Hayne, an acclaimed poet, editor and lecturer of the post-Civil War era, moved to Grovetown in 1865 after the war-time destruction of his Charleston, S.C., home. While in Charleston, Hayne edited Russell's Magazine and the Charleston Gazette and wrote for the Southern Literary Messenger. After his move to Grovetown, Hayne tried to make a living writing for literary magazines such as Harper's Monthly and The Atlantic Monthly. He also authored three volumes of poetry and is known as one of the most significant voices of the Confederate cause, according to the Georgia Historical Society, which placed a historical marker at the museum in Hayne's honor in September 2005.
"Hayne was one of the most prolific contributors," Atchison said. "He was one of the most prolific (writers) to the post-war magazines."
Atchison said he discovered the wreath while on a trip collecting post-Civil War literary magazines for his doctoral dissertation at Duke University in the 1950s. The trip included stops at literary sites, including Hayne's modest Grovetown home at Copse Hill, roughly a mile west of the museum.
A man who Atchison believed to be Foster Goodale answered the door at Hayne's former home and gave Atchison the wreath from the attic as a memento, Atchison said.
"We looked at it and were amazed that he would just give it to us," Atchison said, adding that he insisted on paying the man for the wreath.
"... Just as you see it now is just the way it was given to me.
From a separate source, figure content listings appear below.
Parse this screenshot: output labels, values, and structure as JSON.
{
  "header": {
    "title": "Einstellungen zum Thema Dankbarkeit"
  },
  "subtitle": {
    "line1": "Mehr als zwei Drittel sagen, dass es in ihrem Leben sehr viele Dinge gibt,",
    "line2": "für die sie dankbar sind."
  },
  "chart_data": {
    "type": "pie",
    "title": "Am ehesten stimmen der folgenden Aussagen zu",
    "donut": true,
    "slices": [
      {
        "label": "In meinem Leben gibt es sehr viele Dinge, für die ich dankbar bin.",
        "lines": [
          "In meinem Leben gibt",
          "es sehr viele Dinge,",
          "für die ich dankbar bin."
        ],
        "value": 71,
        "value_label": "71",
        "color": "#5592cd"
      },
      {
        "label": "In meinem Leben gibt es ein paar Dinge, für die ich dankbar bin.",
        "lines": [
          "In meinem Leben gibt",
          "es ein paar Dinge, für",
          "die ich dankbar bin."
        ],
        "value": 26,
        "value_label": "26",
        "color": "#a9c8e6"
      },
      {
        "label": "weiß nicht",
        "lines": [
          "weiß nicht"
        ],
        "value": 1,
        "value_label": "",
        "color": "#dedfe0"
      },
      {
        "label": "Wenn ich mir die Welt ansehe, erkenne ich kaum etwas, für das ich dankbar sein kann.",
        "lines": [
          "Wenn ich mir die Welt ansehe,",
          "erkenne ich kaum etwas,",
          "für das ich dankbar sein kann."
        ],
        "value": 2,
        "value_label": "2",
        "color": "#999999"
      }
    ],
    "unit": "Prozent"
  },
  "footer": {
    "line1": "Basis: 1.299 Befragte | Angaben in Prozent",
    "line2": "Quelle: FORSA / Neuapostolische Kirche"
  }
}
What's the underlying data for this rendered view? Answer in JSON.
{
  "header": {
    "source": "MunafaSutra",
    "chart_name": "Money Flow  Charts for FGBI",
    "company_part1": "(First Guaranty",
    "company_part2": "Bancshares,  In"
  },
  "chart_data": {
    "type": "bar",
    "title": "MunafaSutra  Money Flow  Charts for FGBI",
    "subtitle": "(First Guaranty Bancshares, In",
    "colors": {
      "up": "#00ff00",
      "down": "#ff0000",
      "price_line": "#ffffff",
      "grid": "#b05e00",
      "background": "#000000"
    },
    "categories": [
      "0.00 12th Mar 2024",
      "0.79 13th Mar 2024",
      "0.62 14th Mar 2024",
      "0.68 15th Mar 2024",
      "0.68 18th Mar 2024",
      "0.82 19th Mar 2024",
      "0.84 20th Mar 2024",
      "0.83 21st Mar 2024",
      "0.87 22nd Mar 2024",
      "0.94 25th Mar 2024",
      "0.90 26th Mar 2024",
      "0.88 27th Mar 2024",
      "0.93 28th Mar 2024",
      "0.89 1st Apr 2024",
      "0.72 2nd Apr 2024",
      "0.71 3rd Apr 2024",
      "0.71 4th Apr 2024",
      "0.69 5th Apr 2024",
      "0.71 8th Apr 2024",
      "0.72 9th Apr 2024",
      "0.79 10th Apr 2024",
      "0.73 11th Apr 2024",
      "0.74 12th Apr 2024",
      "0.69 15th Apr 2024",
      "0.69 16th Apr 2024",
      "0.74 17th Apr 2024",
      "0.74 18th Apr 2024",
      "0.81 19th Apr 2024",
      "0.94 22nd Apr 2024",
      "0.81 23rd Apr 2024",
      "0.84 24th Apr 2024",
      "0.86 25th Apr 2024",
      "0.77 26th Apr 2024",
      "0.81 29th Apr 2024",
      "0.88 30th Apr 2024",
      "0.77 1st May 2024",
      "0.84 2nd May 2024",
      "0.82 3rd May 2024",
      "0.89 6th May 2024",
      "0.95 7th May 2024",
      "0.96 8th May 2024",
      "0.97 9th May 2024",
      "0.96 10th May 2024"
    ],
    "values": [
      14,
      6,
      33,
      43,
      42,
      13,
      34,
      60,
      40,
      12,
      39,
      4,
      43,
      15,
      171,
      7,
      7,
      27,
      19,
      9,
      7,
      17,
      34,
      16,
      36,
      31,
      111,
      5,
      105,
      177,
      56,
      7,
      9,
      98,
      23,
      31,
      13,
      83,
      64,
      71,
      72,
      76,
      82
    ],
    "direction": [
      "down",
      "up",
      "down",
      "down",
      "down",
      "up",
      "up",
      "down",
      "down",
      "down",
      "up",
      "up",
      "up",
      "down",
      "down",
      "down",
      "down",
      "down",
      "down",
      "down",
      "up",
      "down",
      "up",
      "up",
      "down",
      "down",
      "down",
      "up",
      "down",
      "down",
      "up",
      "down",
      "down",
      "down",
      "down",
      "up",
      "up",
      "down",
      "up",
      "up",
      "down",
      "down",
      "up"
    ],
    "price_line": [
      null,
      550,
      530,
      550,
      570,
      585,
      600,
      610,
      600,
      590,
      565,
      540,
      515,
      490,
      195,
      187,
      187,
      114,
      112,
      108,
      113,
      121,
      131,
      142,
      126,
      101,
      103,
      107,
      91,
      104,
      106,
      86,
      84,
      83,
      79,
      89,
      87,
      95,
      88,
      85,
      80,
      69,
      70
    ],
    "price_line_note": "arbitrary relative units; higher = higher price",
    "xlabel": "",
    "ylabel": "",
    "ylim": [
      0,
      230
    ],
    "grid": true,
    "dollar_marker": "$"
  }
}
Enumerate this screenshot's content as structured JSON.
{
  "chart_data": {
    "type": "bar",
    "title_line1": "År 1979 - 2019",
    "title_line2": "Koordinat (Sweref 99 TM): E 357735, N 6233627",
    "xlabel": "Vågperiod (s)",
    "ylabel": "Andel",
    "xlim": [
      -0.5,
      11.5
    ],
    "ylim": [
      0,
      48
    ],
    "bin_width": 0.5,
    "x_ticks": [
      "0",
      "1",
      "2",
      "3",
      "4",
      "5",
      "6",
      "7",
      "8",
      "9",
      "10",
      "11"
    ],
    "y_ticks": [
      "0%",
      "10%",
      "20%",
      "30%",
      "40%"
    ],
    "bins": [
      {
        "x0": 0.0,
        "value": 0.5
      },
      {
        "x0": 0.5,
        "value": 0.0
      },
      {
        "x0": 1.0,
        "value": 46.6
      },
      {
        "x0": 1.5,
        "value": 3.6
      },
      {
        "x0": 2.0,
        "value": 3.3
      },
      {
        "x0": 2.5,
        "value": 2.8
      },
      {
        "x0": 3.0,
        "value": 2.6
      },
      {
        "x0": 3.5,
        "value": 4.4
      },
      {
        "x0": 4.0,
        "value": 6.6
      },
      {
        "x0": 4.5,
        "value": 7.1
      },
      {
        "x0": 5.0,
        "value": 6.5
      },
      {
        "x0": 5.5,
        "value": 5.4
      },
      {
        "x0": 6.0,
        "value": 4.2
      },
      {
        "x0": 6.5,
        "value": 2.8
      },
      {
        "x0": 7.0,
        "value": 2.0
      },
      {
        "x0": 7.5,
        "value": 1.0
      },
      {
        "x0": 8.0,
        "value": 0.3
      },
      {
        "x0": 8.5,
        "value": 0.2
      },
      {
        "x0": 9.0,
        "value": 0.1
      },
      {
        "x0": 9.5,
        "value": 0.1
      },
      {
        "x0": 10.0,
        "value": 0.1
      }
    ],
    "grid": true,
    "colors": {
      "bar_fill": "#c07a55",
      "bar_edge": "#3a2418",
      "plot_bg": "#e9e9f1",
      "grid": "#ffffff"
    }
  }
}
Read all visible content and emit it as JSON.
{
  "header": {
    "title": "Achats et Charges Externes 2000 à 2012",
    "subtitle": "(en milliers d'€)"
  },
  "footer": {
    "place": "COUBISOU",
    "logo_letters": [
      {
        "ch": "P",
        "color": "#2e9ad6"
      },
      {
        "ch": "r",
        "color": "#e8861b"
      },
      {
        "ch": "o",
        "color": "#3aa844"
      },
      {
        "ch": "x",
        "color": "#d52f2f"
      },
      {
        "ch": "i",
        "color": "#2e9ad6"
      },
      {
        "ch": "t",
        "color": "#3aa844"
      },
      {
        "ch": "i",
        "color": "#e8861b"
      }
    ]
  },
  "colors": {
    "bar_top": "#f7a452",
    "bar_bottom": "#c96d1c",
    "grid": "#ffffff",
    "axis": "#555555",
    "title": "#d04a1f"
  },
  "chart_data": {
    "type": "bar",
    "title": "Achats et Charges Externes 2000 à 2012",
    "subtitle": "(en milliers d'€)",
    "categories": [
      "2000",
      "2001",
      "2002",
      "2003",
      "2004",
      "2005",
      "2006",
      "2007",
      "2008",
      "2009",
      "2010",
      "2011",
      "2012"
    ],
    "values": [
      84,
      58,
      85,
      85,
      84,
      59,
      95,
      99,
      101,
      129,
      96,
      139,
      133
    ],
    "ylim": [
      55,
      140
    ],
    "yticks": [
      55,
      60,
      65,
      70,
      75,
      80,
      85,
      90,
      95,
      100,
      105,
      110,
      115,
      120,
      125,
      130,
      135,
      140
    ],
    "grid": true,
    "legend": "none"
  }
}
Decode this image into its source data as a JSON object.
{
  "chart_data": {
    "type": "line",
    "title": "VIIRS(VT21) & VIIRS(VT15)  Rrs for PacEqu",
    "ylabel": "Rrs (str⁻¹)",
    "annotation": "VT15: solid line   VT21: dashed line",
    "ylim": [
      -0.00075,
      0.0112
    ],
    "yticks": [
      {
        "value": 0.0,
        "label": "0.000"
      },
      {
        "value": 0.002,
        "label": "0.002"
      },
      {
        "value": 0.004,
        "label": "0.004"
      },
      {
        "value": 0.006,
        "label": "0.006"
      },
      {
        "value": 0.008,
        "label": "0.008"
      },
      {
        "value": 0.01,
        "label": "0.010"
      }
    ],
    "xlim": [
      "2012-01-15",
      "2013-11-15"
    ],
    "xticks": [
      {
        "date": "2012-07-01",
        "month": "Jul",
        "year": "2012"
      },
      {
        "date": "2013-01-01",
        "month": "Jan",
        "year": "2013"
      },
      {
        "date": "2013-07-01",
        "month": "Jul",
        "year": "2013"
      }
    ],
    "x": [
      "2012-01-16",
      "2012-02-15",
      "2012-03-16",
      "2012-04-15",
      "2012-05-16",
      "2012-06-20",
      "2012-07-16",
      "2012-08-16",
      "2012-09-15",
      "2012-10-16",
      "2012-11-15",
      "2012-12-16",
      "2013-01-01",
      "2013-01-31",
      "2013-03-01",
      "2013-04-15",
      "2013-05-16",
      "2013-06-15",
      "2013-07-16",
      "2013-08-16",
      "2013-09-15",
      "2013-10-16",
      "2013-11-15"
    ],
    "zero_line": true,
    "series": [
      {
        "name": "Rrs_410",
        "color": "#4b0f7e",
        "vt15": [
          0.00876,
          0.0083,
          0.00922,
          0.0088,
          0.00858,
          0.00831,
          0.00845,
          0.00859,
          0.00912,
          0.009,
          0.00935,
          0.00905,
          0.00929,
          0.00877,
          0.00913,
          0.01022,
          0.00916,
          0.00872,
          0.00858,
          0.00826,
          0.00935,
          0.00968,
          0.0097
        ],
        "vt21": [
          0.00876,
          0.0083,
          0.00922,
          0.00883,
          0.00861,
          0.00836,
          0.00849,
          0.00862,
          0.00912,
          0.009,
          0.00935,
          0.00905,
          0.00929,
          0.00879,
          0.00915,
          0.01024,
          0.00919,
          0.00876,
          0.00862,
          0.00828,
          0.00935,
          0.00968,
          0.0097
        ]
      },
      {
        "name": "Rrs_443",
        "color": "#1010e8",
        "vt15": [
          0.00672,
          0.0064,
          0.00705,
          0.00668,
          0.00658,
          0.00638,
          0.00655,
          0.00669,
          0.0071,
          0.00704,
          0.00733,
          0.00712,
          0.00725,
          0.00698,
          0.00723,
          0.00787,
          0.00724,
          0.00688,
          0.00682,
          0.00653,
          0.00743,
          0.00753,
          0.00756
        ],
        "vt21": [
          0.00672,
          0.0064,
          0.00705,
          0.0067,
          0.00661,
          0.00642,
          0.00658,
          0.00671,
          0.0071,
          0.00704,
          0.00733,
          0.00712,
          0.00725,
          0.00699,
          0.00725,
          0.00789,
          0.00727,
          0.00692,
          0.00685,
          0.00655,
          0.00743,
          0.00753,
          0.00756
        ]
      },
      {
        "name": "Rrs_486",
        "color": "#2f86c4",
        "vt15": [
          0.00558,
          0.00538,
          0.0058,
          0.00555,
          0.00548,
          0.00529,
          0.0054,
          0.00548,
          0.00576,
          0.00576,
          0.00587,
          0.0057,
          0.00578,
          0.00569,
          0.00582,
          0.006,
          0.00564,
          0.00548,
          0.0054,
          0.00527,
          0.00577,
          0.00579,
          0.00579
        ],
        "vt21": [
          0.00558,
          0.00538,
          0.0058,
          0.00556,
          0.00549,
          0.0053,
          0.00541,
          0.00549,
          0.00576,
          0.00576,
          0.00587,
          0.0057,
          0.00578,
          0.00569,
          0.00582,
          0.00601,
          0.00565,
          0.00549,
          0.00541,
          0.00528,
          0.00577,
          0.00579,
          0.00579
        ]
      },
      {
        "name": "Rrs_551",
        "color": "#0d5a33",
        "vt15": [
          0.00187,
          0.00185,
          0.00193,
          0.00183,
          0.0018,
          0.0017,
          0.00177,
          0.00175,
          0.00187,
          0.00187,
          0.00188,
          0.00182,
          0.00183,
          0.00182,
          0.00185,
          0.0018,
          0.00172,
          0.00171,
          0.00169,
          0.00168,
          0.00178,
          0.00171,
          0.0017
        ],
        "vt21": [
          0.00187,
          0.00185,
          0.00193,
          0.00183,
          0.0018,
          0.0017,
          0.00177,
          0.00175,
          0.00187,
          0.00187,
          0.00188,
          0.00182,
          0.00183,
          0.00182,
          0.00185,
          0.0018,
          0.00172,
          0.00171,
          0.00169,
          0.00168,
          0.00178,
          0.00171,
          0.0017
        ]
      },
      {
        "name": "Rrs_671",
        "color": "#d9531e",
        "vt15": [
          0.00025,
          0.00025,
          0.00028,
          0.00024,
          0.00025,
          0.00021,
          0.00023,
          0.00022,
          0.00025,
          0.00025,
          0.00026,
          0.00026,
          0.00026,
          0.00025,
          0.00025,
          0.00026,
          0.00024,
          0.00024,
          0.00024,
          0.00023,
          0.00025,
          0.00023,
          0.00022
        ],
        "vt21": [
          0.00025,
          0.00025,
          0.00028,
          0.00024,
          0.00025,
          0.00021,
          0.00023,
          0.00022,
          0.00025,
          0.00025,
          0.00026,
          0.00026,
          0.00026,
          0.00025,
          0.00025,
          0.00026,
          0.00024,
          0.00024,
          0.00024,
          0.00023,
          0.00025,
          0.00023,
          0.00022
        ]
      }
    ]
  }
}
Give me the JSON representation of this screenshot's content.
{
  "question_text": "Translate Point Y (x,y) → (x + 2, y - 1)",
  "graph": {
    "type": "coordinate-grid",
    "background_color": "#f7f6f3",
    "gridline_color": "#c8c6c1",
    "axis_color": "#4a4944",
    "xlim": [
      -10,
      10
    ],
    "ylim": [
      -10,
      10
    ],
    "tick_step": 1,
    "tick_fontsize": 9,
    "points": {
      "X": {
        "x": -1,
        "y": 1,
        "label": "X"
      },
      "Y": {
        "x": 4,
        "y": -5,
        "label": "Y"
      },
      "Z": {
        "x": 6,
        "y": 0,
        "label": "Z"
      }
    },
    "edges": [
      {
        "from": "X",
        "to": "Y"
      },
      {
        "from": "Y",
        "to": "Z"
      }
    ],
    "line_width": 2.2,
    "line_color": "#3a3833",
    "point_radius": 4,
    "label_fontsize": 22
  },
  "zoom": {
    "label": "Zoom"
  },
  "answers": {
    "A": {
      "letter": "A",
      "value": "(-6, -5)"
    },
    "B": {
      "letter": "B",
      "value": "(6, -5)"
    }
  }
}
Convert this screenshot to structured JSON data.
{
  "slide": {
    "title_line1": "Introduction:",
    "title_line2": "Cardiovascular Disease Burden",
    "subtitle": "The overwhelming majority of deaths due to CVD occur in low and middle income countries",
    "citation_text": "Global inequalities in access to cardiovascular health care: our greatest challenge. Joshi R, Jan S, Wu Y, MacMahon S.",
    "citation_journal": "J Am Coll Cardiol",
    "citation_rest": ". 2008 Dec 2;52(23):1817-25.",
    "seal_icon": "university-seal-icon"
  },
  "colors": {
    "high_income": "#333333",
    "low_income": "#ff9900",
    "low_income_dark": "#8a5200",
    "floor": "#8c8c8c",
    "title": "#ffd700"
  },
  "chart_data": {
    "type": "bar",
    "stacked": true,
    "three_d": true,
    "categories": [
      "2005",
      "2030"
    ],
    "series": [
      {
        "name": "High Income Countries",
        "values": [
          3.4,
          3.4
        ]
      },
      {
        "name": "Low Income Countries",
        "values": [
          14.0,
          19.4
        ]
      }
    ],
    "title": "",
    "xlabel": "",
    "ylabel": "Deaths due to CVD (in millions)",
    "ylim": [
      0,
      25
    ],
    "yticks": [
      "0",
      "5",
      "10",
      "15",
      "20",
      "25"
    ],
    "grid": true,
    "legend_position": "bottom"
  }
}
It was probably the way it was when it was sent from England," Atchison said.
Lord said the wreath and frame will soon be added to the museum's collection of Hayne memorabilia that includes a photo of the Copse Hill home before it was demolished in 1959.
"He gave it to us free of charge, which we are greatly appreciative of ... This is really something to us," Lord said.
"We're not going to hang it because if it comes down off the wall, that's 120 years down the drain," he said.
Lord said the frame will sit on a custom-built wedge among an ever-growing Hayne display.
"We get little bits and pieces and it adds on," Lord said. "(The display) is growing by leaps and bounds."